Neural correlates of sparse coding and dimensionality reduction
Fig 4
Sparse and parts-based representations recovered by NMF resemble RFs across brain regions.
NMF (inset) can reconstruct a data matrix V (F features × S stimuli) from two reduced-rank matrices W (containing B basis functions) and H (containing the hidden coefficients of the decomposition).
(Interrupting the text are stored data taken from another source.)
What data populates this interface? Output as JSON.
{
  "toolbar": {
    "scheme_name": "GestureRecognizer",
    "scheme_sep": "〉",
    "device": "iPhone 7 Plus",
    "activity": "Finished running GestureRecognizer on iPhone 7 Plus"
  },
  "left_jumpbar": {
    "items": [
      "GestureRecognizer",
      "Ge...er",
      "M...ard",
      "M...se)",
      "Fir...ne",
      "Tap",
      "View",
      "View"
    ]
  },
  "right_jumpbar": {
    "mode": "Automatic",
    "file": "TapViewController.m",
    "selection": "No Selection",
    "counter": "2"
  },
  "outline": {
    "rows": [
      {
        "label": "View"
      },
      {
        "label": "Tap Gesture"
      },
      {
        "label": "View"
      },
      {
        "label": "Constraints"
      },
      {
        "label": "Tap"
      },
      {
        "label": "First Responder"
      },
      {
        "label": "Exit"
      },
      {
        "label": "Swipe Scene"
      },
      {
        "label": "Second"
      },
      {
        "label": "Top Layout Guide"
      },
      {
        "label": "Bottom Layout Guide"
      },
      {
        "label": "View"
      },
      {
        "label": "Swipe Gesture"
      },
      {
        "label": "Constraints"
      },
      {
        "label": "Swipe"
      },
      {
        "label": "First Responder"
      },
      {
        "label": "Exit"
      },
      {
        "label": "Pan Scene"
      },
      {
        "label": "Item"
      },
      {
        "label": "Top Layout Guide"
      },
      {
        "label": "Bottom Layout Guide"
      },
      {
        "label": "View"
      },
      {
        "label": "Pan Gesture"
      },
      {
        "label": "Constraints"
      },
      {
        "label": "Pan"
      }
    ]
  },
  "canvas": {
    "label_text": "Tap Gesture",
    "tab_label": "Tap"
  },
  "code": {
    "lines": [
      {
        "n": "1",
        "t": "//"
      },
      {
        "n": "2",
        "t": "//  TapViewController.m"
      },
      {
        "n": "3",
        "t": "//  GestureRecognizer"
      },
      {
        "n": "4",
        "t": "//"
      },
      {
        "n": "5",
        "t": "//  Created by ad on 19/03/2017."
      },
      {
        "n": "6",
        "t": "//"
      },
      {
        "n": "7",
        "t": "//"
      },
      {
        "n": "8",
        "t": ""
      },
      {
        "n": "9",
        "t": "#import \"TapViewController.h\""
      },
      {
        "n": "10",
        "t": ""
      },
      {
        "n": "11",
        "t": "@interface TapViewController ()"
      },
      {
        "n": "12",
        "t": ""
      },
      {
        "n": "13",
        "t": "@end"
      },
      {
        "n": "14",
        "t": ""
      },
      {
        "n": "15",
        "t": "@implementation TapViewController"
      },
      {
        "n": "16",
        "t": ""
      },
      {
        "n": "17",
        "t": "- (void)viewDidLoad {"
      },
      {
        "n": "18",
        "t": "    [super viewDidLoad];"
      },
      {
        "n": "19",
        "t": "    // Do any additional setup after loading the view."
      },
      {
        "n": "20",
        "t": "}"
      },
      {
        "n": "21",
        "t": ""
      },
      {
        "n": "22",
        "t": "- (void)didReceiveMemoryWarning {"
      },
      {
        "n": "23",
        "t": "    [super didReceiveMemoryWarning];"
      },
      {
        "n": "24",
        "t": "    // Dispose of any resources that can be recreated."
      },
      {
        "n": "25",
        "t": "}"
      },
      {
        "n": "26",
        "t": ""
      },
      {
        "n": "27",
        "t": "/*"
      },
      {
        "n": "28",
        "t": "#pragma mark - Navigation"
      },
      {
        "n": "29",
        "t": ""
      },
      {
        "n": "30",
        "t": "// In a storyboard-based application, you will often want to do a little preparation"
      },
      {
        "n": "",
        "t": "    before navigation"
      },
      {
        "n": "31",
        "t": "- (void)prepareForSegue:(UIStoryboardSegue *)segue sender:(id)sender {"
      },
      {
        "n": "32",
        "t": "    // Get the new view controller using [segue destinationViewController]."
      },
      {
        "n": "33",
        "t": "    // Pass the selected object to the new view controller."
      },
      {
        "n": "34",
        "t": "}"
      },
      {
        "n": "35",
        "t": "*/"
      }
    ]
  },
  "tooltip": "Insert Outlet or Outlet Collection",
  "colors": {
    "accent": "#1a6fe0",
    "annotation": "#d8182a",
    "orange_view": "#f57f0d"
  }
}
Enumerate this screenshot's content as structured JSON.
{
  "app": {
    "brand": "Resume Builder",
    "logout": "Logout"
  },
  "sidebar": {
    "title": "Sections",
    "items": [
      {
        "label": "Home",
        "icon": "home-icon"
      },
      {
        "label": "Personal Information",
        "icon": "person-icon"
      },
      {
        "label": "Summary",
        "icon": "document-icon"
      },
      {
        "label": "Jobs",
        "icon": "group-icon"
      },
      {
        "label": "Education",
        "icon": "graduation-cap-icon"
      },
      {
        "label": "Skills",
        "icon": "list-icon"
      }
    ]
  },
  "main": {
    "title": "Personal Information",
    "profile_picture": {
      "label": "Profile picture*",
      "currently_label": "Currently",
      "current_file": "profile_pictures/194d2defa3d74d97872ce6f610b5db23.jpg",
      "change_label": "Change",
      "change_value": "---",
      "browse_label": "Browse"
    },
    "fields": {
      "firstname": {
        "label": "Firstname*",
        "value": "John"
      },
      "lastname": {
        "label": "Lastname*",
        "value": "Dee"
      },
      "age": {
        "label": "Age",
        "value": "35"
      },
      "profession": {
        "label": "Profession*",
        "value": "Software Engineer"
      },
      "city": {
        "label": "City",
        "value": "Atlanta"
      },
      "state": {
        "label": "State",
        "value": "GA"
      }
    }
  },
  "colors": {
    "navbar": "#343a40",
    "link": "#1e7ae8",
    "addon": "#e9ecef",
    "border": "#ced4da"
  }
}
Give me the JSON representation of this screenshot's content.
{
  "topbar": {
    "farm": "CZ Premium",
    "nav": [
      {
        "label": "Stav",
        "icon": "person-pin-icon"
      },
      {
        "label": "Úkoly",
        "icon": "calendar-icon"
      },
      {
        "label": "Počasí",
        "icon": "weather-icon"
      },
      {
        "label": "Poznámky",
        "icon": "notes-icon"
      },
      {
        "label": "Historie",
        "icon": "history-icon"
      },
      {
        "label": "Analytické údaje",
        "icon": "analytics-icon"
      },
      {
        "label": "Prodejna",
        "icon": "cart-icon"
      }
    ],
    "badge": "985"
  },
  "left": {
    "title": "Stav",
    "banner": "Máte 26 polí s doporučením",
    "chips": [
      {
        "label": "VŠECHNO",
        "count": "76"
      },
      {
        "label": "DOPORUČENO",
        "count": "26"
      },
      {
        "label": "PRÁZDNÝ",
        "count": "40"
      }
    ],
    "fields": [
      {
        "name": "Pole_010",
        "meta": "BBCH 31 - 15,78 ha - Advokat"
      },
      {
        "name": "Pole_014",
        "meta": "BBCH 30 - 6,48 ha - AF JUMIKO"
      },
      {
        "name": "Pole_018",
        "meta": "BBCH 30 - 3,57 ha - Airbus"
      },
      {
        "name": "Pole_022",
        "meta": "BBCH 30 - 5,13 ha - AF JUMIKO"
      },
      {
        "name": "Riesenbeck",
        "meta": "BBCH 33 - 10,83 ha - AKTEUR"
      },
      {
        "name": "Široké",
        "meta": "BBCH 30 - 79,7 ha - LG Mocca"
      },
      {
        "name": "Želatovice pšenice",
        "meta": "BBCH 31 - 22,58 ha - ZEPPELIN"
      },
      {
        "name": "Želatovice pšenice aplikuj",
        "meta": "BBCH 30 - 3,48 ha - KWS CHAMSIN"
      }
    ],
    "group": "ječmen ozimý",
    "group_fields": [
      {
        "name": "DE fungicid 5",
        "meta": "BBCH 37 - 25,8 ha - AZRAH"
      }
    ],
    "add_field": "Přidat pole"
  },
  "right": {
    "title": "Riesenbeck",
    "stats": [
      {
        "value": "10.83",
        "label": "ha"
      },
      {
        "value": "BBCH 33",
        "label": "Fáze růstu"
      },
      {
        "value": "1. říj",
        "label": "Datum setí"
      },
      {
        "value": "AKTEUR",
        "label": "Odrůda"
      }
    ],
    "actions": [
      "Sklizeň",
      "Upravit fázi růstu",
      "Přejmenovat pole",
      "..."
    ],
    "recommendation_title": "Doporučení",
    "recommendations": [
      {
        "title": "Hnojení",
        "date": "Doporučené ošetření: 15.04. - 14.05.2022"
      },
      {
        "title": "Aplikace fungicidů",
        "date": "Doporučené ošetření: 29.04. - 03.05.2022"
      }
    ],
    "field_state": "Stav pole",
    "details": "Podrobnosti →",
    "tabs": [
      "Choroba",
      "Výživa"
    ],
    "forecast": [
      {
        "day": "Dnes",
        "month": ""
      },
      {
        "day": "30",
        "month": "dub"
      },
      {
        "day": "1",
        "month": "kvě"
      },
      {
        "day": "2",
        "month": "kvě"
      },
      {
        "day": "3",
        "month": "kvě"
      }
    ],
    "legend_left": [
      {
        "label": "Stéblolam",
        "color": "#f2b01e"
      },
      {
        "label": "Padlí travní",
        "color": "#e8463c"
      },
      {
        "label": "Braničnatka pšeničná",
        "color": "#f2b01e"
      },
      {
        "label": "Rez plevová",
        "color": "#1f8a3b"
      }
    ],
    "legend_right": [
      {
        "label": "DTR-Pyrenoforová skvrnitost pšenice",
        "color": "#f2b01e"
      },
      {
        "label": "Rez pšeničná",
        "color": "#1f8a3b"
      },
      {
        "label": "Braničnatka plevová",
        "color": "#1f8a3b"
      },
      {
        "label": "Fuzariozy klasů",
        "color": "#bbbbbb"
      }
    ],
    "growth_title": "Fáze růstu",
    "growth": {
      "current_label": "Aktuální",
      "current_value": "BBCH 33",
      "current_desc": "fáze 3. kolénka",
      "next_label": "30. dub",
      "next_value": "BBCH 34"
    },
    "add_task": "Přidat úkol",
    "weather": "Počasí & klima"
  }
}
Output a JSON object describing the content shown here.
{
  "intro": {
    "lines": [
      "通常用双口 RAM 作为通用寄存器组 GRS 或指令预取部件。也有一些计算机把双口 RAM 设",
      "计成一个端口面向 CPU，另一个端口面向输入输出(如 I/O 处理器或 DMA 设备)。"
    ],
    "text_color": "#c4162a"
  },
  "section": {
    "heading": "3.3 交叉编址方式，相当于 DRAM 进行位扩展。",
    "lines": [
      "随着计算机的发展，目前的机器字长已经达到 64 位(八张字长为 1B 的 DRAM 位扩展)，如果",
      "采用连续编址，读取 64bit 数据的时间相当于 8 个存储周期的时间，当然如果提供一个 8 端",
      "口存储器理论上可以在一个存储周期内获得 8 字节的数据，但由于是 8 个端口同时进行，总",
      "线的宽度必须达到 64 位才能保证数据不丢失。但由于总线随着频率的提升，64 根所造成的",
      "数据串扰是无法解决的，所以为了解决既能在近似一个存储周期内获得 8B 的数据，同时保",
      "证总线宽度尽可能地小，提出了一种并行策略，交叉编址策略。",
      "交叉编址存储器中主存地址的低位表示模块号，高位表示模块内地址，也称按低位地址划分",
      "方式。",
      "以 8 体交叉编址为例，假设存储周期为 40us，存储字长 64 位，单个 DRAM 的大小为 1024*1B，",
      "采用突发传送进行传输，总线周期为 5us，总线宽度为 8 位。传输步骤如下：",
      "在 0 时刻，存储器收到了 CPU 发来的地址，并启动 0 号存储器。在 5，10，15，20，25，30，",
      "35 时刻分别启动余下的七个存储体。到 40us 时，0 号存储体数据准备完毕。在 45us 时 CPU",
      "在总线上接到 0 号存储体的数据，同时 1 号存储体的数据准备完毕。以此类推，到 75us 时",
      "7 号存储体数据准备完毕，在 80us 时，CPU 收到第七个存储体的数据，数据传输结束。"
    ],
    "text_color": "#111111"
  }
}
Any individual input stimulus (i.e., column in V, red) can be reconstructed from a linear combination (i.e., column in H, blue) of a set of basis functions (i.e., all columns in W, green). (A) A facial image can be reconstructed from a sparse activation of simulated IT neurons that preferentially respond to parts of faces (inspired by [13]). (B) An optic flow field can be reconstructed from a sparse activation of model MSTd neurons that prefer various directions of 3D self-translation and self-rotation. (C) A rat's 2D allocentric position and route-based direction of motion can be reconstructed from a sparse activation of model RSC neurons that prefer an intricate combination of LV, AV, HD, and P. For the sake of clarity, only the four most contributing hidden coefficients (out of 30) are shown. AV, angular velocity; HD, head direction; IT, inferotemporal cortex; LV, linear velocity; MSTd, dorsal subregion of the medial superior temporal area; NMF, nonnegative matrix factorization; P, 2D position; RSC, retrosplenial cortex. Adapted with permission from [46].